Lowcountry Headlines

Lowcountry Headlines


Charleston Ports continuing to experience extreme backups 

Sunrise Shipping Cranes

Photo: Getty Images

CHARLESTON, S.C. (WCSC) - People may find themselves waiting on some items like furniture, baby products, hardware, even vehicles. Authorities say Charleston ports are seeing the worst backup of goods in decades. 

“By far, this prolonging of this issue is the worst I’ve seen in my 26-year career,” said Phillip Ousley, President ASF Global. 

ASF Global is just one of the companies that felt the impacts of backups at Charleston ports. This company moves goods from Asia into South Carolina. The company said hundreds of its containers are now just sitting. 

“As those containers sit, it accrues charges. They have to get paid. Eventually, all of that rolls down to consumers,” said Phillip Ousley, ASF Global’s president. Ousley said they’ve experienced backups before but nothing like they’re seeing now, which is costing people major bucks. 
“Typically in a normal time frame, the backlog may be $10 million. Those guys are eight or nine times that amount right now,” Ousley said. 

Authorities said arrival of already sold items have been pushed back between two and six weeks at a time. Ousley said, “You have people out there waiting for a couch and different items, and they cannot arrive.” 

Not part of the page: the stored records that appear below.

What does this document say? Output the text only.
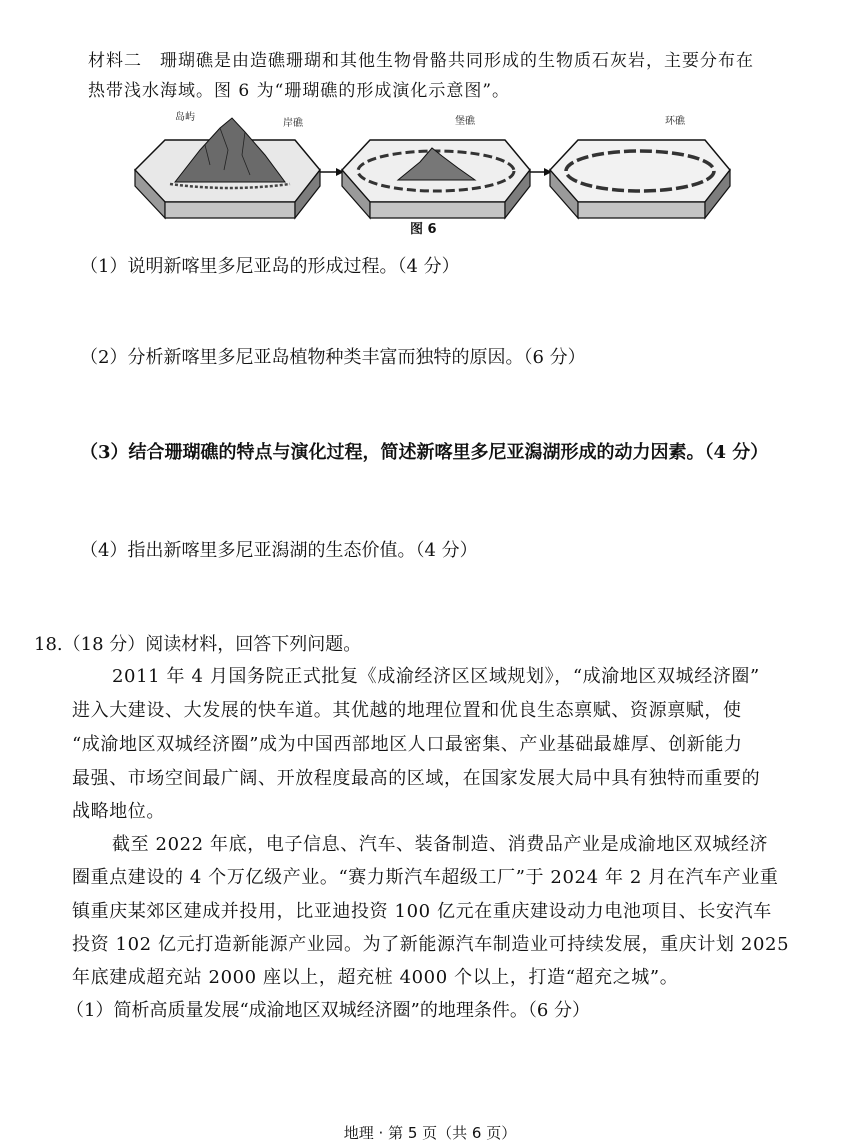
材料二　珊瑚礁是由造礁珊瑚和其他生物骨骼共同形成的生物质石灰岩，主要分布在
热带浅水海域。图 6 为“珊瑚礁的形成演化示意图”。
岛屿
岸礁	堡礁	环礁
图 6
（1）说明新喀里多尼亚岛的形成过程。（4 分）
（2）分析新喀里多尼亚岛植物种类丰富而独特的原因。（6 分）
（3）结合珊瑚礁的特点与演化过程，简述新喀里多尼亚潟湖形成的动力因素。（4 分）
（4）指出新喀里多尼亚潟湖的生态价值。（4 分）
18.（18 分）阅读材料，回答下列问题。
2011 年 4 月国务院正式批复《成渝经济区区域规划》，“成渝地区双城经济圈”
进入大建设、大发展的快车道。其优越的地理位置和优良生态禀赋、资源禀赋，使
“成渝地区双城经济圈”成为中国西部地区人口最密集、产业基础最雄厚、创新能力
最强、市场空间最广阔、开放程度最高的区域，在国家发展大局中具有独特而重要的
战略地位。
截至 2022 年底，电子信息、汽车、装备制造、消费品产业是成渝地区双城经济
圈重点建设的 4 个万亿级产业。“赛力斯汽车超级工厂”于 2024 年 2 月在汽车产业重
镇重庆某郊区建成并投用，比亚迪投资 100 亿元在重庆建设动力电池项目、长安汽车
投资 102 亿元打造新能源产业园。为了新能源汽车制造业可持续发展，重庆计划 2025
年底建成超充站 2000 座以上，超充桩 4000 个以上，打造“超充之城”。
（1）简析高质量发展“成渝地区双城经济圈”的地理条件。（6 分）
地理 · 第 5 页（共 6 页）
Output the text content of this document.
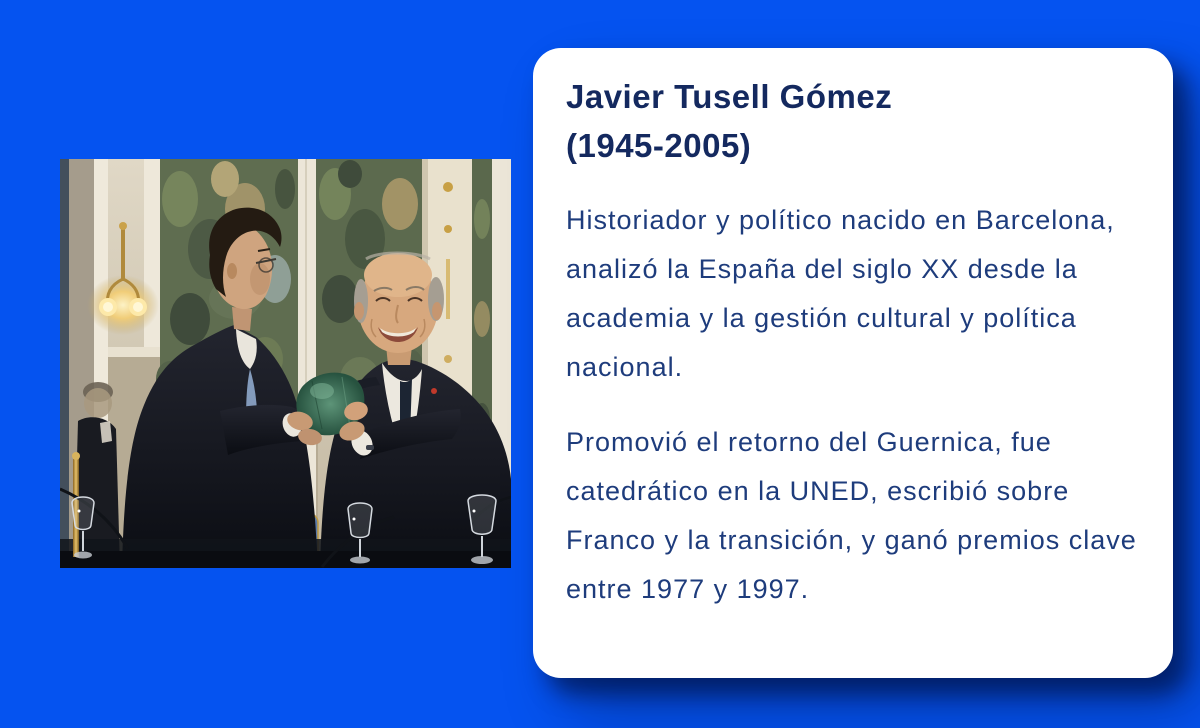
Javier Tusell Gómez
(1945-2005)

Historiador y político nacido en Barcelona, analizó la España del siglo XX desde la academia y la gestión cultural y política nacional.

Promovió el retorno del Guernica, fue catedrático en la UNED, escribió sobre Franco y la transición, y ganó premios clave entre 1977 y 1997.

The South Carolina Ports Authority said the winter weather the state’s seen recently isn’t helping the situation. 

Kelsi C. Brewer, the general manager of Public Relations and Digital Media with the South Carolina Ports Authority said, “Our team is working on deploying creative, responsive solutions to meet shippers’ needs. We expect to see recovery from this within the next 6 weeks.” 

Ousley said people need to realize not much can be done to solve this issue. He said people just need to be prepared to wait. 

“Getting upset with retailers is not making it go any faster, trust me. If they could get things in faster, they would because it’s tying up their dollars. They’re suffering the same challenges that we all are,” Ousley said.